Dental hygienists are in short supply. But they're hard to recruit.

Dental hygienists remain one of the hardest to recruit positions in dentistry, according to the American Dental Association.

The ADA conducted a survey the week of May 16 including responses from dentists working in private dental practices. Participants were asked "Have you recently or are you currently recruiting any of the following positions in your dental practice?" and "How challenging has it been to recruit the position(s)?" They were asked to answer the latter question using the following answers: extremely challenging, very challenging, moderately challenging, slightly challenging, not challenging at all or not sure/not applicable.

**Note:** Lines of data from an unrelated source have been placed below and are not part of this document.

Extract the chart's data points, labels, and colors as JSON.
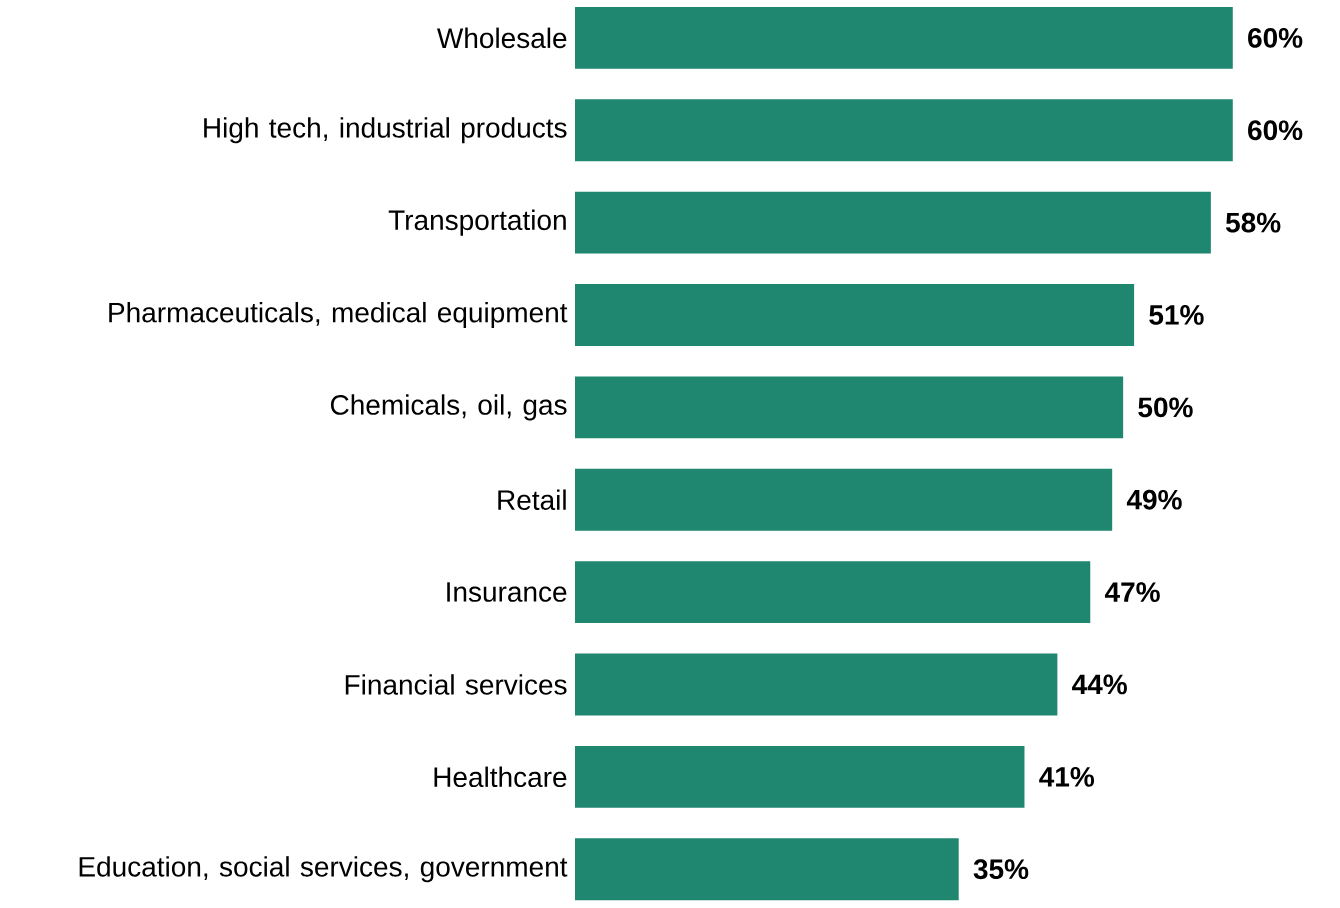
{
  "chart_data": {
    "type": "bar",
    "orientation": "horizontal",
    "categories": [
      "Wholesale",
      "High tech, industrial products",
      "Transportation",
      "Pharmaceuticals, medical equipment",
      "Chemicals, oil, gas",
      "Retail",
      "Insurance",
      "Financial services",
      "Healthcare",
      "Education, social services, government"
    ],
    "values": [
      60,
      60,
      58,
      51,
      50,
      49,
      47,
      44,
      41,
      35
    ],
    "value_labels": [
      "60%",
      "60%",
      "58%",
      "51%",
      "50%",
      "49%",
      "47%",
      "44%",
      "41%",
      "35%"
    ],
    "color": "#1f8670"
  }
}
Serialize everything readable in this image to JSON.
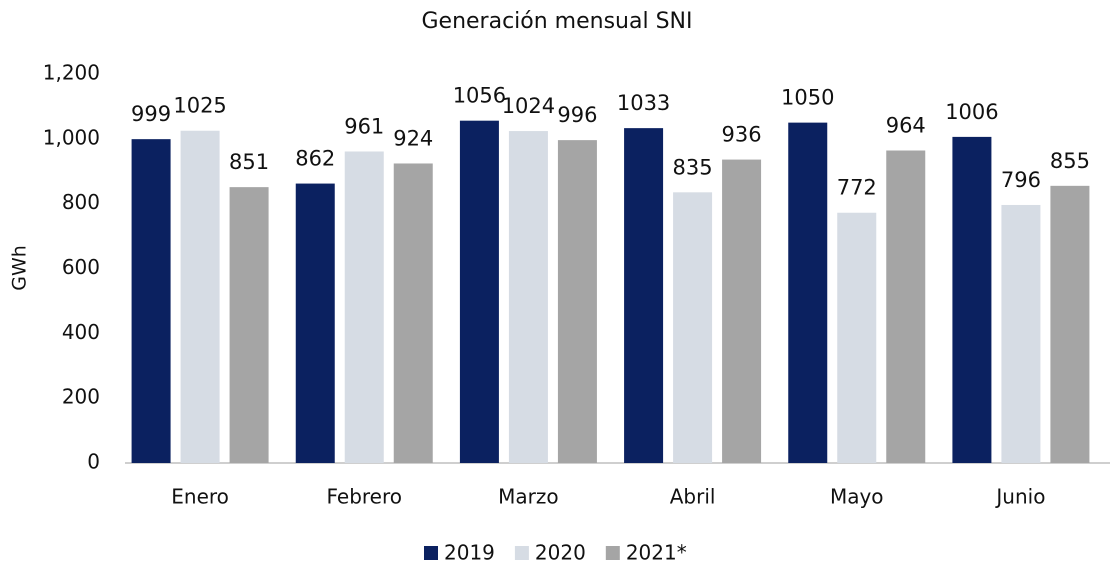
{
  "chart_data": {
    "type": "bar",
    "title": "Generación mensual SNI",
    "y_label": "GWh",
    "categories": [
      "Enero",
      "Febrero",
      "Marzo",
      "Abril",
      "Mayo",
      "Junio"
    ],
    "series": [
      {
        "name": "2019",
        "color": "#0b2160",
        "values": [
          999,
          862,
          1056,
          1033,
          1050,
          1006
        ]
      },
      {
        "name": "2020",
        "color": "#d6dce4",
        "values": [
          1025,
          961,
          1024,
          835,
          772,
          796
        ]
      },
      {
        "name": "2021*",
        "color": "#a5a5a5",
        "values": [
          851,
          924,
          996,
          936,
          964,
          855
        ]
      }
    ],
    "ylim": [
      0,
      1200
    ],
    "yticks": [
      0,
      200,
      400,
      600,
      800,
      {
        "value": 1000,
        "label": "1,000"
      },
      {
        "value": 1200,
        "label": "1,200"
      }
    ],
    "grid": false,
    "legend": "bottom"
  }
}
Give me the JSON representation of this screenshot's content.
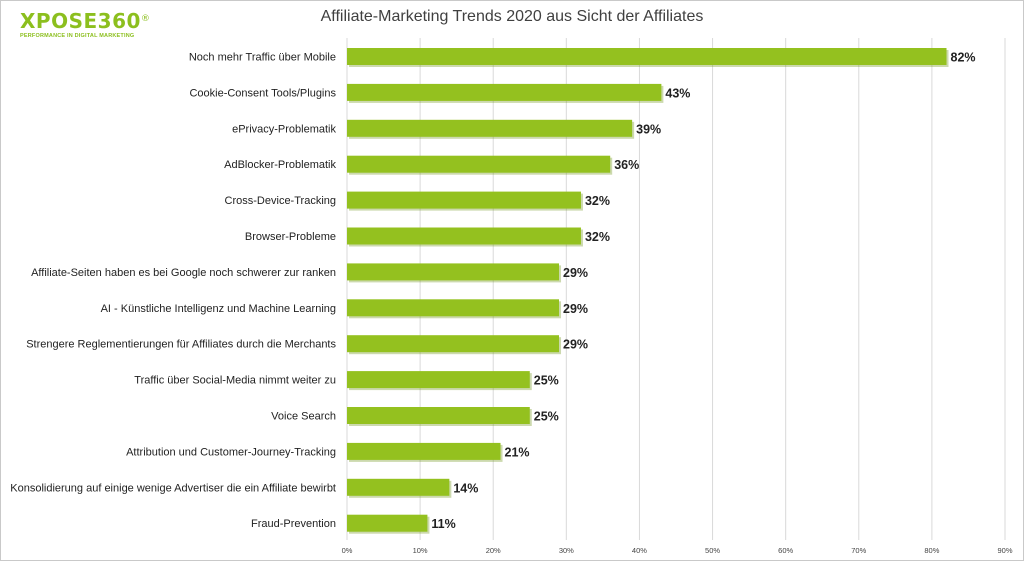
{
  "logo": {
    "name": "XPOSE360",
    "mark": "®",
    "tagline": "PERFORMANCE IN DIGITAL MARKETING"
  },
  "colors": {
    "bar": "#94c11f",
    "bar_shadow": "#6e9117",
    "grid": "#d9d9d9",
    "logo": "#8cbf1e"
  },
  "chart_data": {
    "type": "bar",
    "orientation": "horizontal",
    "title": "Affiliate-Marketing Trends 2020 aus Sicht der Affiliates",
    "categories": [
      "Noch mehr Traffic über Mobile",
      "Cookie-Consent Tools/Plugins",
      "ePrivacy-Problematik",
      "AdBlocker-Problematik",
      "Cross-Device-Tracking",
      "Browser-Probleme",
      "Affiliate-Seiten haben es bei Google noch schwerer zur ranken",
      "AI - Künstliche Intelligenz und Machine Learning",
      "Strengere Reglementierungen für Affiliates durch die Merchants",
      "Traffic über Social-Media nimmt weiter zu",
      "Voice Search",
      "Attribution und Customer-Journey-Tracking",
      "Konsolidierung auf einige wenige Advertiser die ein Affiliate bewirbt",
      "Fraud-Prevention"
    ],
    "values": [
      82,
      43,
      39,
      36,
      32,
      32,
      29,
      29,
      29,
      25,
      25,
      21,
      14,
      11
    ],
    "value_labels": [
      "82%",
      "43%",
      "39%",
      "36%",
      "32%",
      "32%",
      "29%",
      "29%",
      "29%",
      "25%",
      "25%",
      "21%",
      "14%",
      "11%"
    ],
    "x_ticks": [
      0,
      10,
      20,
      30,
      40,
      50,
      60,
      70,
      80,
      90
    ],
    "x_tick_labels": [
      "0%",
      "10%",
      "20%",
      "30%",
      "40%",
      "50%",
      "60%",
      "70%",
      "80%",
      "90%"
    ],
    "xlim": [
      0,
      90
    ],
    "grid": true,
    "legend": "none"
  }
}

Of the dental professionals surveyed, 39.8 percent said they were actively recruiting dental hygienists. And 74.3 percent reported it being "extremely challenging."

So why are dental hygienists in such high demand and so difficult to recruit? Why did they leave in the first place?

"I think it's just hygienists being able to stand up for ourselves and say, 'Hey we want to be a part of this, too,'" Jess Giebel, professional education manager at OraPharma and dental hygienist, told Becker's on April 1. "We want to be able to have the autonomy to create that patient communication standpoint and be able to be that first line of defense and be as preventive as possible. I think a lot of it is just being able to empower the hygienists to really be a part of the team."